Ask HN: Any YC companies running on Drupal? - abbasmehdi

If yes, which ones are they?
======
japanesejay
Keep in mind that peter's article was from 2006. Drupal has continued to grow
and it provides a lot of out of the box functionality. I think there are a lot
of alternatives as Vuong has mentioned, including doing it yourself. But why
not use out of the box functionality and install modules that the community
has already contributed? There are ways to extend existing functionality as
well.

It really depends on what you're trying to accomplish too. I've helped
customize Drupal for a lot of applications, such as using it as a data
aggregation server thats paired with a mobile app, video broadcast platform
and yes even a groupon-esque site as well.

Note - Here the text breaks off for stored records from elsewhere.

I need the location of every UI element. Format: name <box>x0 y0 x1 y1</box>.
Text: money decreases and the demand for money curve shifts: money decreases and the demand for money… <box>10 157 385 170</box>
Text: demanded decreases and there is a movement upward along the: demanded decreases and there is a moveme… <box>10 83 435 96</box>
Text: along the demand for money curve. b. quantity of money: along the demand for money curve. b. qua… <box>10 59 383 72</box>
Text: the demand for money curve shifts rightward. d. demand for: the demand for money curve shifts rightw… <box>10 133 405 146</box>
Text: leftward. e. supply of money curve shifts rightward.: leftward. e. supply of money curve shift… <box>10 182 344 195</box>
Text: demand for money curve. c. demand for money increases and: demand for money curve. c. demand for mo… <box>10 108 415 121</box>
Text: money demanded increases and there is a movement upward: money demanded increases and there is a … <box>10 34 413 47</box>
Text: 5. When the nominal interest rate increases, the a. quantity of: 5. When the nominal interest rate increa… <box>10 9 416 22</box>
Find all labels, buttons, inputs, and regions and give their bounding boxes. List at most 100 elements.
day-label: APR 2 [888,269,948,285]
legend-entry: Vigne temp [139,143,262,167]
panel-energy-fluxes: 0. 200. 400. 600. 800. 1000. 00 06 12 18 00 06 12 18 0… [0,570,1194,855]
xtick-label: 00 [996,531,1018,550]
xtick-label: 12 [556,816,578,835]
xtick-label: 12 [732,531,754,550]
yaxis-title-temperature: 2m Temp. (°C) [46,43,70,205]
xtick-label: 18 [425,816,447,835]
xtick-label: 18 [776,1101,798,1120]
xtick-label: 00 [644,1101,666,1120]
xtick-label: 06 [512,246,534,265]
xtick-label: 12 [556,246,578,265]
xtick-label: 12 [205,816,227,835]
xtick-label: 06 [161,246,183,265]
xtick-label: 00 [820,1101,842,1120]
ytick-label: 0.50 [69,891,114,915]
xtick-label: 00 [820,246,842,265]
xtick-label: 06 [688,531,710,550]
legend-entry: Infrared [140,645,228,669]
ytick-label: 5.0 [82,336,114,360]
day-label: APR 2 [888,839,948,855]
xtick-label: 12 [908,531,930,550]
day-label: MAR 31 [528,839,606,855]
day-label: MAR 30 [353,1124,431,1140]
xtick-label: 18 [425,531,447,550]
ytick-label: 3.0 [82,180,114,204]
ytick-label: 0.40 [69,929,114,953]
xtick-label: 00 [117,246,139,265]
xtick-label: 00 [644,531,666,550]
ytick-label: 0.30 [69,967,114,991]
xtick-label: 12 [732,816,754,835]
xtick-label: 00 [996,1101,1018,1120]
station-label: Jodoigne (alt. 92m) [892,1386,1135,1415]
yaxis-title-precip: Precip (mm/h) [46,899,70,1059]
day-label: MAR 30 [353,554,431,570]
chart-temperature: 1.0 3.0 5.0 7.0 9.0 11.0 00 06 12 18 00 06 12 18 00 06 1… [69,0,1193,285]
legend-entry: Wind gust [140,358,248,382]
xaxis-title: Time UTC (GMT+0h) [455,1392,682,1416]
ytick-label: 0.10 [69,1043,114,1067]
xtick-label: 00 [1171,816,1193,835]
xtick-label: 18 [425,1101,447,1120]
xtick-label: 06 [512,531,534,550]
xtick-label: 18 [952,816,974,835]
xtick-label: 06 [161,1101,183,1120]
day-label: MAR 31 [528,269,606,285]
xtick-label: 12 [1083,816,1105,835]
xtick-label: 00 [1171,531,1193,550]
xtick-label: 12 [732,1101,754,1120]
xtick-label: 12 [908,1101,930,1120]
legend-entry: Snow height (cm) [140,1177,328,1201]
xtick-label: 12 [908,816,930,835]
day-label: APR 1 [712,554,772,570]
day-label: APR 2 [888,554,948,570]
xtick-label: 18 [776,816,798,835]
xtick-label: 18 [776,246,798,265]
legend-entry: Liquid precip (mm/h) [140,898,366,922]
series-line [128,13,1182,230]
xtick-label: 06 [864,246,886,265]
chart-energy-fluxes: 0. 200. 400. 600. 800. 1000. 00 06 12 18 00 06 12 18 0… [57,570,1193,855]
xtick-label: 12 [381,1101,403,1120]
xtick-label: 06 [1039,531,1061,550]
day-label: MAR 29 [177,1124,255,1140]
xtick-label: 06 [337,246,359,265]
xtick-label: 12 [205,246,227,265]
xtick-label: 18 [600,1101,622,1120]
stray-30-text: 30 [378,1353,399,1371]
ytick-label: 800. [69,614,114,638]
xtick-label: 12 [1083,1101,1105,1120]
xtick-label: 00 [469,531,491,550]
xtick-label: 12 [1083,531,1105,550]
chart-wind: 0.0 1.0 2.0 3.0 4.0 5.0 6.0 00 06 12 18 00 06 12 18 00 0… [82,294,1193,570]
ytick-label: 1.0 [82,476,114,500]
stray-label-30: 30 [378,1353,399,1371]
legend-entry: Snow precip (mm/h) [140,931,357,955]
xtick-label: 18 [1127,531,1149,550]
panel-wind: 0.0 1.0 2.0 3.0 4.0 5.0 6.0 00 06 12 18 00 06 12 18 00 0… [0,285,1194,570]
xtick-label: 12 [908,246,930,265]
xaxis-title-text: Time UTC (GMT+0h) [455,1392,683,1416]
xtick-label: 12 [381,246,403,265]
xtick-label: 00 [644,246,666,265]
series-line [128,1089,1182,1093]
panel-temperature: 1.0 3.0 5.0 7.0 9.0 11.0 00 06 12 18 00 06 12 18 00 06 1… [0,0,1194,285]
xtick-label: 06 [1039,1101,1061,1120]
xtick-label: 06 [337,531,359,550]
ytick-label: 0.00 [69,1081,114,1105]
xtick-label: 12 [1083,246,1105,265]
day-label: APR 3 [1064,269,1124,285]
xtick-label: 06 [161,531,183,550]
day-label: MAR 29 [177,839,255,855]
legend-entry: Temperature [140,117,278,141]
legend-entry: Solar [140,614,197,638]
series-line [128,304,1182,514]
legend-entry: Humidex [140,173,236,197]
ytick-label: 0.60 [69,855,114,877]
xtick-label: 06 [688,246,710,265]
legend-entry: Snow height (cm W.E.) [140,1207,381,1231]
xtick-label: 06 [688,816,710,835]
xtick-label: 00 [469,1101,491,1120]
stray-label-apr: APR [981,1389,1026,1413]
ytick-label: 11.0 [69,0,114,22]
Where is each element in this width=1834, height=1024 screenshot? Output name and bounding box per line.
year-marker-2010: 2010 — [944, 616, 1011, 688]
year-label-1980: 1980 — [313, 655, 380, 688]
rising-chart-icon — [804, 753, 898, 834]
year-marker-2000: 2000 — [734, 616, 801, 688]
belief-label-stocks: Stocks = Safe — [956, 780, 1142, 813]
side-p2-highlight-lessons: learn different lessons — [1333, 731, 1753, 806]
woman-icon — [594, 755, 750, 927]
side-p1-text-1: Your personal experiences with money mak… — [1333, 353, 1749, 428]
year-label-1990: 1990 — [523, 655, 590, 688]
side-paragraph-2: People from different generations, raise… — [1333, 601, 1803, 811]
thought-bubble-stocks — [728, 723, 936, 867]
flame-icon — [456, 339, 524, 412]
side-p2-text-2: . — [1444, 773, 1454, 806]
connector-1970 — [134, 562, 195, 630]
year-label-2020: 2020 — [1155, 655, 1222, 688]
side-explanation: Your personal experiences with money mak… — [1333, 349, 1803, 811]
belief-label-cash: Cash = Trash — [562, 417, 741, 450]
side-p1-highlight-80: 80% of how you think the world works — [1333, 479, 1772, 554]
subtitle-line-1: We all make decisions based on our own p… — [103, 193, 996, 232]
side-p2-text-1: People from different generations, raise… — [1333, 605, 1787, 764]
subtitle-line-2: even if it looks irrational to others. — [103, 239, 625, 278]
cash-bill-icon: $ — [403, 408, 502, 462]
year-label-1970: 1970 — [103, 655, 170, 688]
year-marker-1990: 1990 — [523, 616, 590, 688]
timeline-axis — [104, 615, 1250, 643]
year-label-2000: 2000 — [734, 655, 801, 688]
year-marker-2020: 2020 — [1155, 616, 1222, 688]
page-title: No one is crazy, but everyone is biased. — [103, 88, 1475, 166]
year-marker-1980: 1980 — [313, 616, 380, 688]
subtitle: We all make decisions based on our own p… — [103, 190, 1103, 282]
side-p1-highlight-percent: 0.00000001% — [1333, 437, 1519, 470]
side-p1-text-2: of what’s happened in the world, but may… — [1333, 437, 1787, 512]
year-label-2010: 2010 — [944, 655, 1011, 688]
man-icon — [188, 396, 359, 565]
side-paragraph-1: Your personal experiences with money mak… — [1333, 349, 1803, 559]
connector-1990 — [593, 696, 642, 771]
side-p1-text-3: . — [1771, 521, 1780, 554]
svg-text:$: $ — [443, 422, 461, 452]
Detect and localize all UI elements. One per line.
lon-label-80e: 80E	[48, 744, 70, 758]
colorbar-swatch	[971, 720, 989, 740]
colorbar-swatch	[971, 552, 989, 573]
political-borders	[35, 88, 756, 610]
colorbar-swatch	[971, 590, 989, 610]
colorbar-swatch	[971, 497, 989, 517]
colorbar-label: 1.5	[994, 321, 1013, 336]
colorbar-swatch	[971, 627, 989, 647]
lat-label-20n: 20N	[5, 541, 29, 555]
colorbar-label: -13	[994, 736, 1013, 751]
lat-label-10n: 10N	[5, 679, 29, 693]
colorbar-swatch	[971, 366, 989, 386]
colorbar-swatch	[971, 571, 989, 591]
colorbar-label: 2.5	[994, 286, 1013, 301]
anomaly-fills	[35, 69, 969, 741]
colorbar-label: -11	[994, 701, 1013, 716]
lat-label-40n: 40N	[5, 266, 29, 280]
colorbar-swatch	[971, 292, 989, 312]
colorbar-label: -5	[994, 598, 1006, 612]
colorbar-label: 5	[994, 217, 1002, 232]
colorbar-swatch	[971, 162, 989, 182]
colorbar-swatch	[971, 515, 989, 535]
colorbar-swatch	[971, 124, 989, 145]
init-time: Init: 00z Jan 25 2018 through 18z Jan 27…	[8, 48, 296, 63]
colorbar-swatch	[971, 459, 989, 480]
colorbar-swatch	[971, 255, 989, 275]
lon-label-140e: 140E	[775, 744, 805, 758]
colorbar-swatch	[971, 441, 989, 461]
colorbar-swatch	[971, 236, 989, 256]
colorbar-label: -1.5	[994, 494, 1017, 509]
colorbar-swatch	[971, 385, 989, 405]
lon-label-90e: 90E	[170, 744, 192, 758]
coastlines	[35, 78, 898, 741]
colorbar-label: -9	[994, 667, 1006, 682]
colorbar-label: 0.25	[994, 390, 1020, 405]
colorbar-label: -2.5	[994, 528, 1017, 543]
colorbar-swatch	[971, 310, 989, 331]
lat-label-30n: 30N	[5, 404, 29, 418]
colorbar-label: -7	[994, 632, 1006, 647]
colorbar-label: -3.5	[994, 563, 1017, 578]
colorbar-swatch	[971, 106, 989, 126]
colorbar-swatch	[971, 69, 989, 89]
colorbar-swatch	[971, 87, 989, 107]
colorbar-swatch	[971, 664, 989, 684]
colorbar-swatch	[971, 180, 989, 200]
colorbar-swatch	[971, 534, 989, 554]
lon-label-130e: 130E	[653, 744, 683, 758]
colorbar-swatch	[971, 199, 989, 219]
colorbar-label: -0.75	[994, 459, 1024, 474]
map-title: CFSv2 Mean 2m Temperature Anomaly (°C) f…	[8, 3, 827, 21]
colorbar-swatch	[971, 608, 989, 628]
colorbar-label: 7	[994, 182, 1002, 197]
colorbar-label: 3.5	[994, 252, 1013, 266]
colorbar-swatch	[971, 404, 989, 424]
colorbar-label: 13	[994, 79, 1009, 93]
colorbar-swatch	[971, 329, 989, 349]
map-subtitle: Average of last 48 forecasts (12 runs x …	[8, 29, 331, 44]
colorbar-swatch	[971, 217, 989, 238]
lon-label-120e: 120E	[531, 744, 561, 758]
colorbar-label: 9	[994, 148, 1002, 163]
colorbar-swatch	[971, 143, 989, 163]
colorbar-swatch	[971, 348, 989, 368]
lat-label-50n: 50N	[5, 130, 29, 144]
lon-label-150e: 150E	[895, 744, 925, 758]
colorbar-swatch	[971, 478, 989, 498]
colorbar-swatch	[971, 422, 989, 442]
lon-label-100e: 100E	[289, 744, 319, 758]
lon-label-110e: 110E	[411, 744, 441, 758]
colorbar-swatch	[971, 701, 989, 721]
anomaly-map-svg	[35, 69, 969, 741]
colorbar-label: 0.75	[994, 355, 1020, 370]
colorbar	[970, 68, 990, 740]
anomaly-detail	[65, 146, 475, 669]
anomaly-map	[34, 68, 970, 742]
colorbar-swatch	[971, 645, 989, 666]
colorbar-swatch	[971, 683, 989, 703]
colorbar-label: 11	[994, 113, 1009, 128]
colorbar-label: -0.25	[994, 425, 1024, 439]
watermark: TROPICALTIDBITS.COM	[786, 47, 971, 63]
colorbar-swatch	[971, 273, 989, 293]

If you dont mind sharing what you're trying to build, I think there are a lot
of people here who can chime in on your architecture/approach.

------
ddorian43
Don't know about any YC but subhublite,acquia gardens etc do it by building a
distribution(with features usually) and using aegir+ubercart for saas. Check
drupal gardens, subhublite, officemedium, (some wedding website saas whose
name i don't remember). Basically: Open Atrium + Aegir + Ubercart = Basecamp
Clone

Check : <http://drupal.org/node/993166> (Pagabuild Case Study)

------
petervandijck
Probably not.

I still don't think Drupal is a good idea for almost all startups.
[http://poorbuthappy.com/ease/archives/2006/12/09/3382/drupal...](http://poorbuthappy.com/ease/archives/2006/12/09/3382/drupal-
considered-dangerous-for-startups)

An exception may be something like Groupon: something with a very simple,
generic web presence. And even then.

------
VuongN
I think most (PHP) web startups tend to use frameworks (CakePHP, Codeigniter,
Zend etc.) rather than CMS. Believe me, the trouble of hacking up a CMS to do
what you want is more than just build stuff from scratch with a framework.